Die woede vertolkt ook de Indiase minister voor arbeidszaken. “Dit is een nationaal probleem”, zegt Sangma, “dat met nationale middelen dient te worden opgelost. Als we het hebben over kinderarbeid in de tapijtindustrie, hebben we het over een Indiase uitdaging. De oplossing hiervoor kan niet op Duits grondgebied worden uitgedacht.”
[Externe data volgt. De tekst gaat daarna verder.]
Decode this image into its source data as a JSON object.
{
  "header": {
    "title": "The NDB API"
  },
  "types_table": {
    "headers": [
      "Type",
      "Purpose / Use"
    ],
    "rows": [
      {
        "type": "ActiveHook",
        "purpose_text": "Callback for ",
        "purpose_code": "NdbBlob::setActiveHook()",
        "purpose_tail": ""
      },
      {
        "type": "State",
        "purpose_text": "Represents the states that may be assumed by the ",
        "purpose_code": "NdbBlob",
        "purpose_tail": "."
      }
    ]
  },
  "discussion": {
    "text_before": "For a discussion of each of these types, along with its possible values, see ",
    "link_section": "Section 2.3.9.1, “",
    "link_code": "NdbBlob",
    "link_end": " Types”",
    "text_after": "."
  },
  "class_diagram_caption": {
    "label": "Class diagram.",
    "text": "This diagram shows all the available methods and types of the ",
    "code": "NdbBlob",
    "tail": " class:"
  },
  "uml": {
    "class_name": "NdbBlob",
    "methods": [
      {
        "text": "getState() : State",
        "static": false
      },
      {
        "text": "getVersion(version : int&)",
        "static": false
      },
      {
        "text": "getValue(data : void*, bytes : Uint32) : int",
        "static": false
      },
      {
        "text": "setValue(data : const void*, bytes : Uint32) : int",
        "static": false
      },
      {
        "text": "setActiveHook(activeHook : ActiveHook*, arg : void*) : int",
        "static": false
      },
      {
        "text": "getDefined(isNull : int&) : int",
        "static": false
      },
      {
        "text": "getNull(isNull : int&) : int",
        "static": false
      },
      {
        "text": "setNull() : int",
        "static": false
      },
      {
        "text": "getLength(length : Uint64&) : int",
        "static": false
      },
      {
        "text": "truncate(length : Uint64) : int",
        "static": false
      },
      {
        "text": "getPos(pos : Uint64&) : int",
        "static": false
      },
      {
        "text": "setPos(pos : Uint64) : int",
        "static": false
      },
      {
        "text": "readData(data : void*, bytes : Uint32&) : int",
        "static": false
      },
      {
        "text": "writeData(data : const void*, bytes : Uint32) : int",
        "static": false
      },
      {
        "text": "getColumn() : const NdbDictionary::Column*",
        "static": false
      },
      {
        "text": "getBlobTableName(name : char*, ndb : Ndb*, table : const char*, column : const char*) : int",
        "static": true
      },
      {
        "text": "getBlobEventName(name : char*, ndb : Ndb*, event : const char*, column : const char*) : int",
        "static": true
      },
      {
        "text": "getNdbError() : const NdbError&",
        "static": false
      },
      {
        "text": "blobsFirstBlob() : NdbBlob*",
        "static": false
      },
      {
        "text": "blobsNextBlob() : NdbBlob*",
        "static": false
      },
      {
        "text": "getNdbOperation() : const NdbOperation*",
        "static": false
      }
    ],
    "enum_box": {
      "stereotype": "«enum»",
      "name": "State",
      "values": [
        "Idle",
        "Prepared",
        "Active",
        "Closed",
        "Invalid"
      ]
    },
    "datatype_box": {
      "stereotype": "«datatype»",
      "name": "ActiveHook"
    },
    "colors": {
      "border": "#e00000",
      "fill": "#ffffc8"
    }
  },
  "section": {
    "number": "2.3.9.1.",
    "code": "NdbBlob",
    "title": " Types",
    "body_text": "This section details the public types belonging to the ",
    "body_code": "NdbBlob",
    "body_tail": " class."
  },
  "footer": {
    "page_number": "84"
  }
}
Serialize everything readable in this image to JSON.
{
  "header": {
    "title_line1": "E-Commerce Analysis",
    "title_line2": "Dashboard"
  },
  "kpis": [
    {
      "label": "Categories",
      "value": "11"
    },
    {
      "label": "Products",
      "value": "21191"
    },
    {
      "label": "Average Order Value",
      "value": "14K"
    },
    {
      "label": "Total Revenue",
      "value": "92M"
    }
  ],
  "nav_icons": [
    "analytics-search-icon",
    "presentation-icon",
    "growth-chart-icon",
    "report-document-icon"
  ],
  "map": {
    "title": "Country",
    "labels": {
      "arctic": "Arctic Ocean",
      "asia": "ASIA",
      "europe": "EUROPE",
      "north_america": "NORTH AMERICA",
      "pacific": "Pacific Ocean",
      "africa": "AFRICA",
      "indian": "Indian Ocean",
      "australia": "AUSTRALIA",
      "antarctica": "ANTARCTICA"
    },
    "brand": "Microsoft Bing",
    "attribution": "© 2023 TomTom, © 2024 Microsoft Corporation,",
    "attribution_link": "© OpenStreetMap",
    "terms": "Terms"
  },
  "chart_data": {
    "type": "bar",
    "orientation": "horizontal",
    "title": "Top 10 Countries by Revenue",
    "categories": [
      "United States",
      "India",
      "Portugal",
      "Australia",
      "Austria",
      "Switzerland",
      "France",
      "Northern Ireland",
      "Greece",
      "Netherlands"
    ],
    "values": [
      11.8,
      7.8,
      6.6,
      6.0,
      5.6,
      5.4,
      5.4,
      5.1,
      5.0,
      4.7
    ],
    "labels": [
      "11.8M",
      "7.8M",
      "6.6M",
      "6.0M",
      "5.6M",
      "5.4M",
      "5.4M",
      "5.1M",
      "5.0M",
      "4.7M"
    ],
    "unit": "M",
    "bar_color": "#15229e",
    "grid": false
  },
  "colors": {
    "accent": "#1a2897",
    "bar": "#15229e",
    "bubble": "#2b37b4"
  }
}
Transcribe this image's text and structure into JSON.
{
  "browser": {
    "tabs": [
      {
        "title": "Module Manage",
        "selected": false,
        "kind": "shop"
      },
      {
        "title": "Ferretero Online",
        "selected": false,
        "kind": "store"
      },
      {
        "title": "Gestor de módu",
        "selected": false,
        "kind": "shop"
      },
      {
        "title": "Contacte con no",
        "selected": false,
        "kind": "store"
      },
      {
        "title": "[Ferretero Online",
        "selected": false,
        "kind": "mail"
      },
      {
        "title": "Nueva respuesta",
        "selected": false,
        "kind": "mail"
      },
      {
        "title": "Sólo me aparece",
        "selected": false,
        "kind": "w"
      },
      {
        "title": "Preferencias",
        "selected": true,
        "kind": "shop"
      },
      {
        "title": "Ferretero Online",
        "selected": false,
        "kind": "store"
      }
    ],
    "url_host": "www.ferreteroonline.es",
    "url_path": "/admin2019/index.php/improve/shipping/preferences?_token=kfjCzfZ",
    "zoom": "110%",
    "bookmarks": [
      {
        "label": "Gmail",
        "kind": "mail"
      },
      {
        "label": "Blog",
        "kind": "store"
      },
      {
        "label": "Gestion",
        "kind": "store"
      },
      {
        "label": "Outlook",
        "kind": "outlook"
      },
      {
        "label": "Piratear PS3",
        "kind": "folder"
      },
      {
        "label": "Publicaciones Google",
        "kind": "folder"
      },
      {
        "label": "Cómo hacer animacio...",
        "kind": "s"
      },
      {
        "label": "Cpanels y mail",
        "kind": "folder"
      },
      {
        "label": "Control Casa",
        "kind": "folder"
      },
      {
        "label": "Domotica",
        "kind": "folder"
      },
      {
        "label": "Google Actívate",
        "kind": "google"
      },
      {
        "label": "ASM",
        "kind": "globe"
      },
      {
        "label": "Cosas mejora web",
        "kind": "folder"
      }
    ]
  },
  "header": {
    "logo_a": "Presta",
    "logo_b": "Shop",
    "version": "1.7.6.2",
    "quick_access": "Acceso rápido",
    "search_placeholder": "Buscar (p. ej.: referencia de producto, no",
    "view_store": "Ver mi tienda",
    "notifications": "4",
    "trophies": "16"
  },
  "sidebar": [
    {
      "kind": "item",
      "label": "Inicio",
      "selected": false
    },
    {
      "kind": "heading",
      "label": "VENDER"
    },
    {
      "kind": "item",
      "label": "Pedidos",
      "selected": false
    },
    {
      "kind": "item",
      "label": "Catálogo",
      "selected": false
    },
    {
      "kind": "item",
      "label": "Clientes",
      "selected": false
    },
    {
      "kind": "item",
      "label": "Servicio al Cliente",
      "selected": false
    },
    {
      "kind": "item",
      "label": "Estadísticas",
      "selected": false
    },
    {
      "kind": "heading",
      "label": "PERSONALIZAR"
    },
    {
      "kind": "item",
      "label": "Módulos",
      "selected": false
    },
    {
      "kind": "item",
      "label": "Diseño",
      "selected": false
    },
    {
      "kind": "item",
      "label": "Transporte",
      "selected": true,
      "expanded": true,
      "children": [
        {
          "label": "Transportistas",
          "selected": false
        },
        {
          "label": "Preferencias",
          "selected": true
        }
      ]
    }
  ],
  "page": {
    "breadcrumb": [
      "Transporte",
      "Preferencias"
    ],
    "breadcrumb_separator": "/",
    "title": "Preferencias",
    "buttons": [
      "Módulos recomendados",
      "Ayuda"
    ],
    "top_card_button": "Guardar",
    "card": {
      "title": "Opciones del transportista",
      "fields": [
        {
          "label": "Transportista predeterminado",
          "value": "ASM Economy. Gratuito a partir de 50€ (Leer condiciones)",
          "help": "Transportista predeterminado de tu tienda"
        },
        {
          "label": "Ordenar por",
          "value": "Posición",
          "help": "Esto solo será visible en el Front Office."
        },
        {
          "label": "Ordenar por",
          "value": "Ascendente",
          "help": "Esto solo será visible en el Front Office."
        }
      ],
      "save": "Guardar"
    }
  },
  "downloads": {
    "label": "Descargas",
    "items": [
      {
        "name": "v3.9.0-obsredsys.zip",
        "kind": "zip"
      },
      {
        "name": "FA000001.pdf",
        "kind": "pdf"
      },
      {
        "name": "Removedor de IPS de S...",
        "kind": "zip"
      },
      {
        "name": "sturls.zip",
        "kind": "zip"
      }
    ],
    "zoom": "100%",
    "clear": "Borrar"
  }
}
Het zijn ferme woorden van een man met veel boter op zijn hoofd. Sangma is mede verantwoordelijk voor de laatste Indiase wet op de kinderarbeid, die in 1986 is opgesteld. Kenners hebben er meer dan eens op gewezen dat deze wet een feitelijke verslechtering betekent in vergelijking met de vorige, die van 1938 dateert.

Een ander punt is dat Sangma kinderarbeid in gevaarlijke industrieën binnen vijf jaar wil verbieden, maar niet zo snel een einde wenst te maken aan arbeid binnen het gezin. In de praktijk, zo weet ook de bewindsman, betekent dit dat bijvoorbeeld de tapijtindustrie van kinderhanden gebruik zal blijven maken. Veel tapijten worden immers binnenskamers geknoopt.

“Ik zie de regering nog geen enkele concrete actie ondernemen”, zegt Swami Agnivesh. “En als het haar al lukt twee miljoen kinderen binnen vijf jaar met werken te laten stoppen, dan kun je uitrekenen dat het nog tientallen jaren zal duren voordat aan de arbeid van zeker zestig miljoen kinderen een einde is gekomen.”

Dergelijke pessimistische geluiden kunnen niet verhelen dat kinderarbeid in een land als India hoe dan ook de politieke agenda heeft bereikt. Dat op zich is al winst. Maar alle betrokkenen weten ook dat voor een oplossing van het probleem een brede maatschappelijke aanpak geboden is. “Armoede”, vat Rita Panicker samen, “is de oorzaak van kinderarbeid.”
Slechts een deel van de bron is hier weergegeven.